Result from Kernel 2.6.35.7
=============================
[  276.102224] [drm:i915_hangcheck_elapsed] *ERROR* Hangcheck timer elapsed... GPU hung
[  276.104675] [drm:i915_do_wait_request] *ERROR* i915_do_wait_request returns -5 (awaiting 3735 at 3513)

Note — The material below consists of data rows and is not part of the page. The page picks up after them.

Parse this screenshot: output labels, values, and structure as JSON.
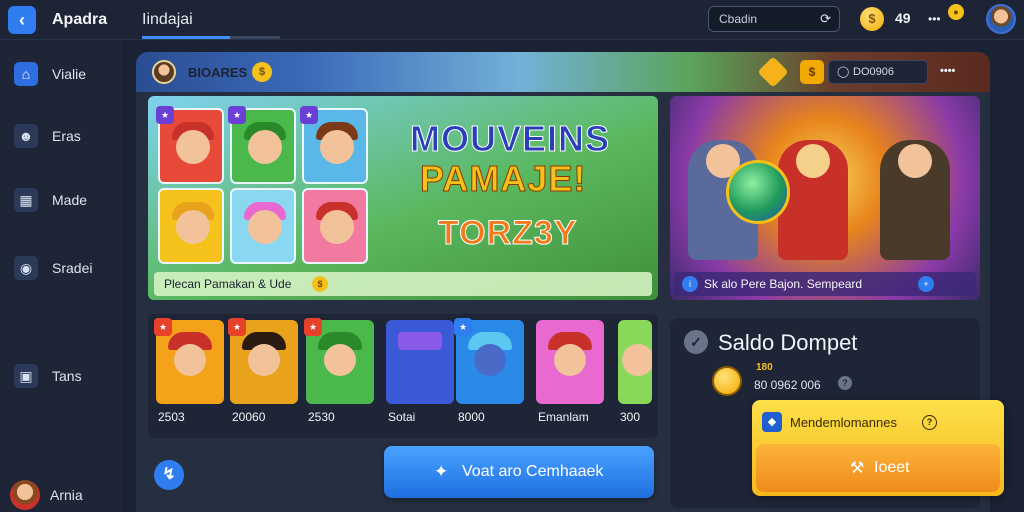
{
  "topbar": {
    "back_icon": "back-arrow-icon",
    "app_title": "Apadra",
    "tab_label": "Iindajai",
    "search_placeholder": "Cbadin",
    "coin_count": "49",
    "extra": "•••",
    "avatar": "user-avatar"
  },
  "sidebar": {
    "items": [
      {
        "label": "Vialie",
        "icon": "home-icon"
      },
      {
        "label": "Eras",
        "icon": "user-icon"
      },
      {
        "label": "Made",
        "icon": "calendar-icon"
      },
      {
        "label": "Sradei",
        "icon": "location-icon"
      },
      {
        "label": "Tans",
        "icon": "tv-icon"
      }
    ],
    "profile_label": "Arnia"
  },
  "panel_header": {
    "title": "BIOARES",
    "search_text": "DO0906",
    "dots": "••••"
  },
  "banner_left": {
    "headline_1": "MOUVEINS",
    "headline_2": "PAMAJE!",
    "headline_3": "TORZ3Y",
    "caption": "Plecan Pamakan & Ude"
  },
  "banner_right": {
    "caption": "Sk alo Pere Bajon. Sempeard"
  },
  "games": [
    {
      "label": "2503"
    },
    {
      "label": "20060"
    },
    {
      "label": "2530"
    },
    {
      "label": "Sotai"
    },
    {
      "label": "8000"
    },
    {
      "label": "Emanlam"
    },
    {
      "label": "300"
    }
  ],
  "saldo": {
    "title": "Saldo Dompet",
    "tag": "180",
    "value": "80 0962 006"
  },
  "promo": {
    "text": "Mendemlomannes",
    "button_label": "Ioeet"
  },
  "cta": {
    "label": "Voat aro Cemhaaek"
  },
  "colors": {
    "accent": "#2f7df0",
    "promo": "#f5b81b",
    "panel": "#262f40"
  }
}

[  279.986230] SysRq : Changing Loglevel
[  279.988670] Loglevel set to 0
[  295.823788] ------------[ cut here ]------------
[  295.823798] WARNING: at mm/page_alloc.c:1981 __alloc_pages_nodemask+0x17c/0x6f3()
[  295.823800] Hardware name: 03017VG
[  295.823802] Modules linked in: vboxnetadp vboxnetflt vboxdrv
[  295.823808] Pid: 2680, comm: cat Not tainted 2.6.35.7+ #1
[  295.823809] Call Trace:
[  295.823816]  [<ffffffff8106285b>] ? warn_slowpath_common+0x78/0x8c
[  295.823819]  [<ffffffff810ce9df>] ? __alloc_pages_nodemask+0x17c/0x6f3
[  295.823825]  [<ffffffff8102a38e>] ? apic_timer_interrupt+0xe/0x20
[  295.823828]  [<ffffffff8148c38b>] ? _raw_spin_unlock_irqrestore+0xb/0x11
[  295.823833]  [<ffffffff810f328a>] ? alloc_pages_current+0x9f/0xc2
[  295.823836]  [<ffffffff810cdeab>] ? __get_free_pages+0x9/0x46
[  295.823839]  [<ffffffff810fb9c6>] ? __kmalloc+0x3f/0x136
[  295.823842]  [<ffffffff81119f66>] ? seq_read+0x1f6/0x360
[  295.823846]  [<ffffffff8110370b>] ? vfs_read+0xa1/0xfd
[  295.823877]  [<ffffffff8110381a>] ? sys_read+0x45/0x6b
[  295.823880]  [<ffffffff810299c2>] ? system_call_fastpath+0x16/0x1b
[  295.823882] ---[ end trace 22ac58d95ef11a99 ]---
Comment 1 Chris Wilson 2010-12-16 13:42:19 UTC
Not a kernel bug, please inform the libva developers.
Comment 2 Julian Andres Klode 2010-12-19 11:48:28 UTC
(In reply to comment #1)
> Not a kernel bug, please inform the libva developers.

How is it not a kernel bug if a user space application running as a normal user can cause the GPU to hang? There might be a bug in libva causing this, but even with this fixed, other user space code could still cause GPU hangs by going the same path.
Comment 3 Chris Wilson 2010-12-19 11:56:15 UTC
Because userspace is doing undefined operations with the GPU. In exactly the same manner as if the application tried to *0, only the exception handling in the GPU is not as robust in the CPU.